The models’ minimum skillful scales may be due to the models’ coarse spatial resolution (e.g. representation of ocean currents), a mix of imperfect representation of land properties, the use of discrete mathematics to solve mathematical expressions, imperfect algorithms, parameterisation of unresolved processes (e.g. clouds), and incomplete understanding of all relevant physical processes. The GCMs are designed to reproduce large-scale climatological phenomena, which they do impressively well, but not the local details.
The models’ minimum skillful scale is the reason for downscaling: we take the scales that the models can skillfully reproduce and the information on the dependency between the large and small-scale climate to infer the local changes. This is different to so-called bias-adjustment for which the scale dependency and the minimum skillful scale aren’t relevant.

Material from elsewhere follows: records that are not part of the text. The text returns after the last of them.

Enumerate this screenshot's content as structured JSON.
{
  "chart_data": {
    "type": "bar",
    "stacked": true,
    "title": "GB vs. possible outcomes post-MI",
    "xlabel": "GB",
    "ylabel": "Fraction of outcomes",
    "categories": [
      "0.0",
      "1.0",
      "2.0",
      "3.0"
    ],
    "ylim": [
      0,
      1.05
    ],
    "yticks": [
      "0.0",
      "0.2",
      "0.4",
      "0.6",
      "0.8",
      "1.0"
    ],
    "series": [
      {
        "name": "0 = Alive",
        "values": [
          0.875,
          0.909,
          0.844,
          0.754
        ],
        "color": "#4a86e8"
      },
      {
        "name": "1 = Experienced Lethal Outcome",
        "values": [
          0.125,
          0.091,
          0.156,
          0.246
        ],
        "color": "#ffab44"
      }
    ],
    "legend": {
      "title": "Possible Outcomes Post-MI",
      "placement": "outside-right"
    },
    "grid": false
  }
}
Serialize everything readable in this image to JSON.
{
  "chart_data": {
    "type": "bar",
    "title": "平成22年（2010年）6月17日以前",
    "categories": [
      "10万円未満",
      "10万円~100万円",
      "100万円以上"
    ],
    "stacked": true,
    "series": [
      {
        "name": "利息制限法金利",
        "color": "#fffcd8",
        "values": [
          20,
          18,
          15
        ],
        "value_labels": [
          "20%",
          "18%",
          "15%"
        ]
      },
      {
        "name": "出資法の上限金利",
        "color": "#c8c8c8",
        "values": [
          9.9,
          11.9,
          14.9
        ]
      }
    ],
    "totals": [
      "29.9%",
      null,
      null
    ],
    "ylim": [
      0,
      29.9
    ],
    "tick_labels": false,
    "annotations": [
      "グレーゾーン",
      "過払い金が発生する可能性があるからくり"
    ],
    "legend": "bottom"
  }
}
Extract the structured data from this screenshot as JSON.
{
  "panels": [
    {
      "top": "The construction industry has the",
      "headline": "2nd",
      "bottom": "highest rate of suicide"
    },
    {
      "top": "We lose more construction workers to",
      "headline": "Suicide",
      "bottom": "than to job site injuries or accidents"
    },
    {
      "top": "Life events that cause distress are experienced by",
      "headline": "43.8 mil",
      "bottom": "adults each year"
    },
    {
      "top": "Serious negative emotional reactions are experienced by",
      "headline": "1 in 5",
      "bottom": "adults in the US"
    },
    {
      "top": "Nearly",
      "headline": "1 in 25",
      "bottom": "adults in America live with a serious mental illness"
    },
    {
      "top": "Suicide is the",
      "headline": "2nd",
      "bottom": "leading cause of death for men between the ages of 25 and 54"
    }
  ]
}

Even if the models were perfect, their results are often limited by the law of small numbers. The reason is the pronounced presence of stochastic regional internal variations on decadal time scales (Deser et al., 2012). We can address such limitations though large model ensemble, but one question that has often been discussed is how to interpret multi-model ensembles of available models – an ensemble of opportunity.
There is no doubt a risk of mal-adaptation if one uses results from only one RCM or from downscaling of a small ensemble of distinct GCM simulations. Or if the numbers are interpreted incorrectly. One solution for overcoming the limitations connected to ensemble size may be through the use of ‘hybrid downscaling’ and ‘pseudo reality’ to emulate a large number of GCM projections. However, these results are as good as the RCM simulations at best and may also need bias-adjustment.
Climate adaptation needs to build on reliable, salient and relevant information, which requires a ‘distillation’ process that accounts for the models minimum skillful scales, multi-model ensembles, and different and independent sources of information. It will involve observations, different types of models, ensembles, evaluation, statistical theory (e.g. how numbers “behave” and how to deal with statistical samples) and artificial intelligence. There are also sensible actions such as making use of sensitivity tests to explore what is most important and how different choices (e.g. subselection of ensembles) affect the final outcome.
In summary, climate adaptation is not merely a “plug-and-play” process where data is downloaded from a data portal and somehow ensures optimal decisions. An analogy is that we don’t expect that a drug store is sufficient for people to get the right medicine, we also need ‘doctors’ who can provide proper guidance and consultation. Hence, some of the most important ingredients of climate services are the climate experts with up-to-date skills giving science-based advice to decision-makers.